From the first female black Republican ever elected to Congress to the first woman combat veteran to serve in the Senate, voters Tuesday injected a wave of fresh faces into American politics, helping to soften the GOP’s image as the party of cranky old white men, and anointing a galaxy of new political stars likely to have an immediate impact in Washington.
Mia Love, a Haitian-American Mormon, will become the first black GOP woman to serve in Congress after she won a House seat in Utah on her second try. And the decisive Senate win by Joni Ernst, a lieutenant colonel in the Iowa Army National Guard who served in Kuwait during Operation Iraqi Freedom, makes her the first woman who’s served in combat to reach the upper chamber.
Nebraska voters chose Ben Sasse as their next senator, tapping a former Bush administration health official who analysts say has both D.C. experience and outsider appeal to be a national voice.
Mr. Sasse, 42, is part of a new class of younger GOP lawmakers who are highly educated and experienced but can still appeal to voters in a “down-home way,” said Lara Brown, an associate professor at the Graduate School of Political Management at George Washington University.
“Ben Sasse has essentially all the credentials and more than [Texas GOP Sen.] Ted Cruz had, and yet his entire message wasn’t confrontational or negative,” she said. “Ben Sasse instead wanted to talk about how to get things done, not just how to obstruct things.”
Other up-and-comers in the 2015 GOP freshman class include Elise Stefanik, at 30 the youngest woman ever elected to Congress. Ms. Stefanik, a former aide in the George W. Bush White House, won a seat in a traditionally blue New York district. Joining her will be Rep.-elect Will Hurd, a black Republican and former undercover CIA officer who unseated incumbent Rep. Pete P. Gallego in a key swing district in Texas.
Other fresh faces: In Arkansas, Rep. Tom Cotton, a 37-year-old former Army captain who was awarded the Bronze Star, overcame a visit from former President Bill Clinton to defeat Democratic Sen. Mark L. Pryor, while South Carolina Sen. Tim Scott, appointed to his seat two years ago, won election in his own right to become the first black candidate to be elected to statewide office in the South since Reconstruction and the first ever black senator elected in South Carolina.
Larry Hogan, elected governor of Maryland in a major upset, became the new face of tax revolt after campaigning with laser focus against Democratic Gov. Martin O’Malley’s tax hikes.
And Republicans could add an openly gay member to their House ranks if Carl DeMaio’s tiny lead against Democratic Rep. Scott H. Peters in a San Diego district holds up.
Reaching new audiences
Several of the new GOP stars appeared to appreciate what they were bringing to the GOP brand.
Mr. Sasse summed up his approach to politics in his victory speech Tuesday night, saying he’d vowed to himself that he’d only run if he could do it boldly.
“We were only going to run if we could go big on ideas, such that our campaign, which started with 3 percent name ID, would either catch fire or we were going to fail in spectacular fashion. And frankly, we were OK with that,” he said.

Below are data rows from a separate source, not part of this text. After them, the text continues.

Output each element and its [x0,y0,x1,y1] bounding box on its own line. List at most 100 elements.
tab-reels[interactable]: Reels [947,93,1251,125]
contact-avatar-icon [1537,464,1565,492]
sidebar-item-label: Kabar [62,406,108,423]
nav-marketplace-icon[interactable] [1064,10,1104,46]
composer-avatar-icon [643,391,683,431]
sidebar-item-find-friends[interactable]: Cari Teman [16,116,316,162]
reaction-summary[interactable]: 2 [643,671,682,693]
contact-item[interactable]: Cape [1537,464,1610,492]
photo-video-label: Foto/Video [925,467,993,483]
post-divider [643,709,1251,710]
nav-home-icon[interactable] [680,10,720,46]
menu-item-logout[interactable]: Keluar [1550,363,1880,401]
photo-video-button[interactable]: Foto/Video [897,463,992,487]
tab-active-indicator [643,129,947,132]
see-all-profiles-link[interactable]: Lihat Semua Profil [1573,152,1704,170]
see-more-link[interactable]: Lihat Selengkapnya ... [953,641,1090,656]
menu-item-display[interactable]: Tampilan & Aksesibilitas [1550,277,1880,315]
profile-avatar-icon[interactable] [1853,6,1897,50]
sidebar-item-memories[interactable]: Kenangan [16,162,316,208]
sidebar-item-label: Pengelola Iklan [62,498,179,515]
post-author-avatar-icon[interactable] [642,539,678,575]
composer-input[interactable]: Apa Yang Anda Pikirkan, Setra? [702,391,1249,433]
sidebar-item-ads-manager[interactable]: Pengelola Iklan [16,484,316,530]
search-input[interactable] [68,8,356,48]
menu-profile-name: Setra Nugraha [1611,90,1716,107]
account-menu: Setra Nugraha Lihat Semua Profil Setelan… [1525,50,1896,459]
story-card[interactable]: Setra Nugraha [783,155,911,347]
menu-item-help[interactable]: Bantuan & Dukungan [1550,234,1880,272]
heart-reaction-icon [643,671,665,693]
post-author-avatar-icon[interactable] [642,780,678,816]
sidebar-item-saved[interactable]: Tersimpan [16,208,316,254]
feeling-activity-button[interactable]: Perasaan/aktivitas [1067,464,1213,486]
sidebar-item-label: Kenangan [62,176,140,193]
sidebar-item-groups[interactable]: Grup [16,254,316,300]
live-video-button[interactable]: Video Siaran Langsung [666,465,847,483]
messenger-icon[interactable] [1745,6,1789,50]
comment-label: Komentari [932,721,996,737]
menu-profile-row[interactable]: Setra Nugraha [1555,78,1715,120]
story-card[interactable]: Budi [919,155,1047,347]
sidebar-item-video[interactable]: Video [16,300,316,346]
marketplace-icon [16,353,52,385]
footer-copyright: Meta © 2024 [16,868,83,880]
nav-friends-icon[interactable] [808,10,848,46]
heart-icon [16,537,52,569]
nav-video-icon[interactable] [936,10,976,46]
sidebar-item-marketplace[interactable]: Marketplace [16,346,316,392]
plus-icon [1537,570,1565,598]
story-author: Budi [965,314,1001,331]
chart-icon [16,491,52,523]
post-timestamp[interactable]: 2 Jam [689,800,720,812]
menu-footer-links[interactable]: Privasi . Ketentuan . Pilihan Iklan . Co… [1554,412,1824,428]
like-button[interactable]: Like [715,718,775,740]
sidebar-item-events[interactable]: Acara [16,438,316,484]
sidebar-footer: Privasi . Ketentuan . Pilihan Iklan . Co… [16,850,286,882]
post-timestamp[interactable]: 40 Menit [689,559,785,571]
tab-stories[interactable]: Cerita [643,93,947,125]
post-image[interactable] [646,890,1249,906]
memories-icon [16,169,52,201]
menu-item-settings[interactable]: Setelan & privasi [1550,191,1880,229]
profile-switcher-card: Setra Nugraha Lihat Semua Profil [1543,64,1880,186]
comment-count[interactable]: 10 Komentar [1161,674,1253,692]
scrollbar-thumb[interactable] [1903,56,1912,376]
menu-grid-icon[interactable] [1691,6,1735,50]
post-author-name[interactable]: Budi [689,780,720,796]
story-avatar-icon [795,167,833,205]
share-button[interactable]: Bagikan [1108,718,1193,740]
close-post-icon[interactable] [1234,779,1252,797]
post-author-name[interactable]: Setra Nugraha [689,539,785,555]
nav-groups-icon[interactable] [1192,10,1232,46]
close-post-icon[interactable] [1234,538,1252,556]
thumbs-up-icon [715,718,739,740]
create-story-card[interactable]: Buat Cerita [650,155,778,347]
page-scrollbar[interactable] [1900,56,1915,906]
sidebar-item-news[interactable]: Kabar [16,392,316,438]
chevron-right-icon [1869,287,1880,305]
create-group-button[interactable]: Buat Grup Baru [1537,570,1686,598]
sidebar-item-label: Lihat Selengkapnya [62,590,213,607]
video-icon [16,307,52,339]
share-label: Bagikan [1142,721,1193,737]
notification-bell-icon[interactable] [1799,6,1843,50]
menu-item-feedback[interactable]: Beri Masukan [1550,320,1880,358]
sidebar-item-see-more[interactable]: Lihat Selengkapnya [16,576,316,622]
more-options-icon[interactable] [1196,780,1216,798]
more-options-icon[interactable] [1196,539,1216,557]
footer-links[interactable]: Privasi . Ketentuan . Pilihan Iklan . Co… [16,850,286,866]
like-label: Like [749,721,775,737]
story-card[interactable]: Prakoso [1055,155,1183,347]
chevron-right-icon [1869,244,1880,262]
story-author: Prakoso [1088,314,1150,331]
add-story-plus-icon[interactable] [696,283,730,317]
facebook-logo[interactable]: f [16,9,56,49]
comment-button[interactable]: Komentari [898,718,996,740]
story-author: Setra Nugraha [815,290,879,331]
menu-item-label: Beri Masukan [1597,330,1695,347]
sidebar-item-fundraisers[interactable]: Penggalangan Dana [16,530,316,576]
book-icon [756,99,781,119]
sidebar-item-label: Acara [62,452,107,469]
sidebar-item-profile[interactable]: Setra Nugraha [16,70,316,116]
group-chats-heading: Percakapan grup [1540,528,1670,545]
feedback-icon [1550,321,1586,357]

He also delivered part of his speech in Spanish to appeal to Hispanic voters, underscoring another part of his unorthodox campaign. Even after winning the GOP primary, virtually assuring he would win the Senate seat in deep-red Nebraska, Mr. Sasse sought out Latino voters who might not be part of the usual GOP coalition.
He said Republicans need to appeal to people of all races on a variety of issues that are important to them, and for Hispanics that means going beyond just immigration.
In her own victory speech, Ms. Ernst, who made headlines early in the campaign by running an ad touting her farm-girl experience castrating pigs as training for Washington, said it’s time to make good on that promise.
“We are going to make ‘em squeal,” she told supporters Tuesday, repeating the signature line from her viral ad.
Ms. Ernst also recalled her quintessential Iowa upbringing, including memories of her mother wrapping plastic bread bags over her shoes on rainy school days.
“It wasn’t high fashion,” she recalled, “but every day, when I got on the school bus, there were rows and rows and rows of kids with bread bags on their feet. These were the sons and daughters of hard-working Iowa.”
Many of the newly elected GOP stars promoted a message of cooperation, promising to be accountable to voters at home and work across the aisle to break gridlock.
“I will work with anyone regardless of their party affiliation to get it done,” Ms. Stefanik told Time Warner Cable News in central New York. “Republicans, Democrats, independents, even Green Party members. If you have a good idea, I’m willing to work with you to get the job done.”
Ms. Stefanik, like many in the new class of GOP winners on election night, has an impressive resume, including a degree from Harvard to go with her stint in the White House.
“The Republicans got the candidates they wanted,” Ms. Brown said of this year’s class. “They got highly credentialed, strategic, strong candidates, and many of these people were more able to connect with voters in terms of their frustration with Washington.”